Now for players 21-30:
|21||Tom Seaver||P 3||Mel Ott||RF 4|
|22||Randy Johnson||P 4||Pete Rose||LF 5|
|23||Cy Young||P 5||Albert Pujols||1b 2|
|24||Pete Alexander||P 6||Tom Seaver||P3|
|25||Mariano Rivera||RP 1||Cy Young||P4|
|26||Carl Yasztrzemski||LF 5||Carl Yasztrzemski||LF 6|
|27||Eddie Mathews||3b 2||Randy Johnson||P5|
|28||Johnny Bench||C 1||Eddie Mathews||3b 2|
|29||Pete Rose||LF 6||Alex Rodriguez||SS 2|
|30||Lefty Grove||P 7||Johnny Bench||C 1|
Top starting pitchers had the biggest advantage from my subjective points, so the moved up. Now they our in positions 21-24. Randy Johnson passed Cy Young. I am fine with that. I think it might be possible that Randy Johnson was the greatest pitcher of all time.
Pete Alexander didn’t have a super long career. That helped him a lot. He is still the number 6 pitcher still, but he is a lot closer to the top 5 then he was before. R
Rivera went down 5 places, but he is still doing well enough I have no problem with his unanimous Hall of Fame vote. Yazstrzemski passed Rose. Pete Rose doesn’t do that great in Baseball Reference War and he suffers for that as I gave more credit for that formula with the new formula. In the first formula I had Rose 24 points ahead of Yaz, now I have Yaz 6 points ahead of Rose. So, the argument could go both ways.
I was glad to see Bench move up and pass Rose. I always thought he was a better player with the Reds, and it is nice to find a formula that proves it. Rose was basically ahead due to the length of his career.

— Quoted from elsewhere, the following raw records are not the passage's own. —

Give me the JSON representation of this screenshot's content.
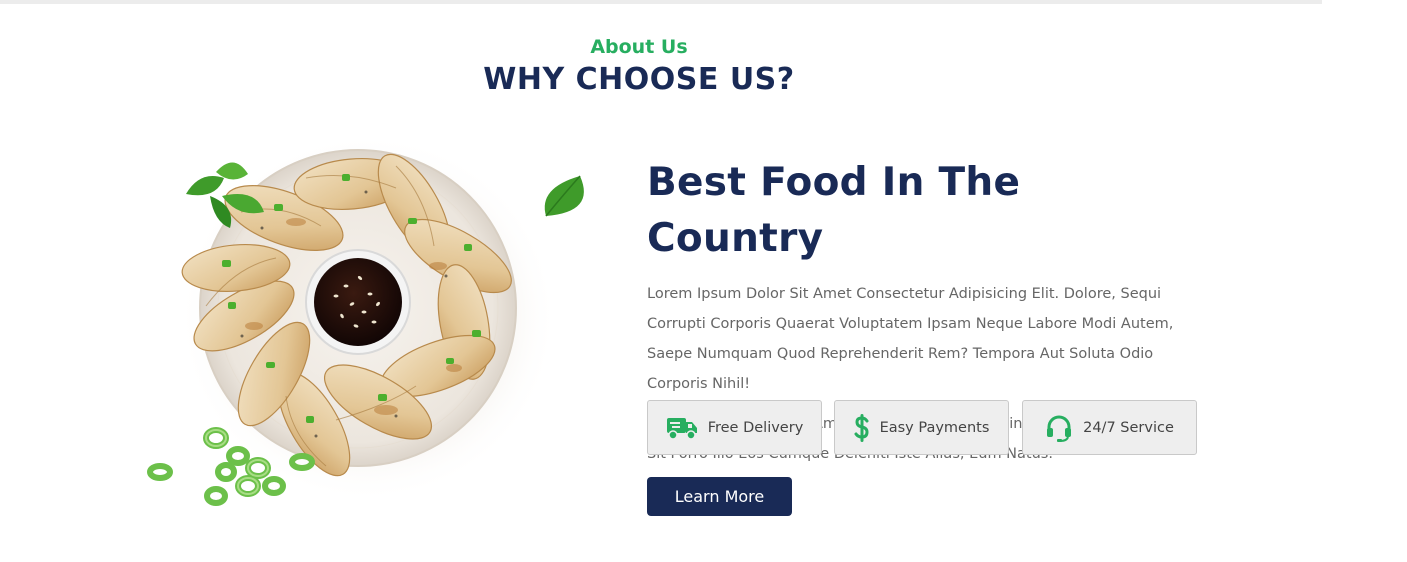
{
  "header": {
    "eyebrow": "About Us",
    "title": "WHY CHOOSE US?"
  },
  "content": {
    "title": "Best Food In The Country",
    "paragraph_1": "Lorem Ipsum Dolor Sit Amet Consectetur Adipisicing Elit. Dolore, Sequi Corrupti Corporis Quaerat Voluptatem Ipsam Neque Labore Modi Autem, Saepe Numquam Quod Reprehenderit Rem? Tempora Aut Soluta Odio Corporis Nihil!",
    "paragraph_2": "Lorem Ipsum Dolor Sit Amet, Consectetur Adipisicing Elit. Aperiam, Nemo. Sit Porro Illo Eos Cumque Deleniti Iste Alias, Eum Natus."
  },
  "badges": [
    {
      "label": "Free Delivery",
      "icon": "truck-icon"
    },
    {
      "label": "Easy Payments",
      "icon": "dollar-icon"
    },
    {
      "label": "24/7 Service",
      "icon": "headset-icon"
    }
  ],
  "button": {
    "label": "Learn More"
  },
  "colors": {
    "accent_green": "#27ae60",
    "navy": "#192a56",
    "body_text": "#666666",
    "badge_bg": "#eeeeee"
  }
}
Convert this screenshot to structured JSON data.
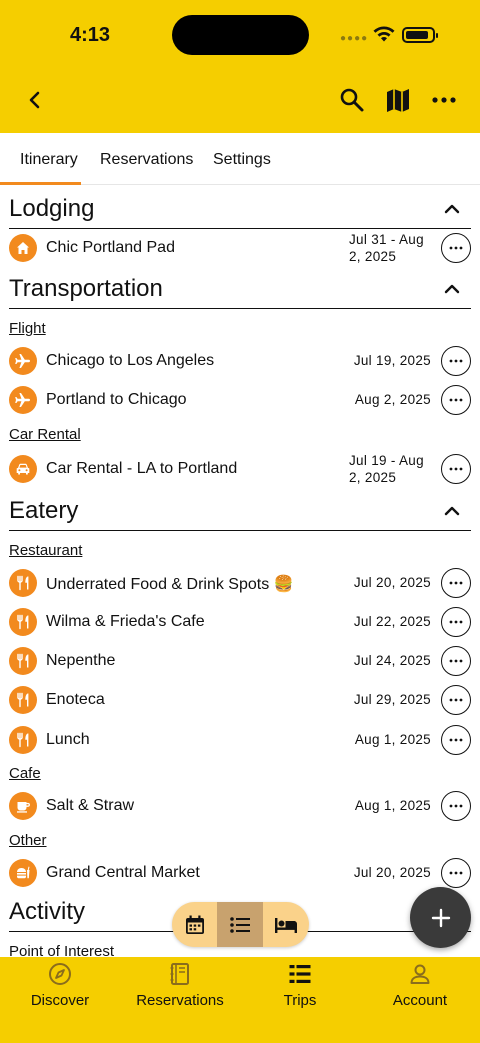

Lefty Grove moved up in part from less emphasis with career length and my subjective points. Grove moved up from 10th best pitcher and 39th best player.
Albert Pujols went down 10 positions. His last two years of playing didn’t help gain points and the new formula didn’t help him either. He is still the second ranked first baseman.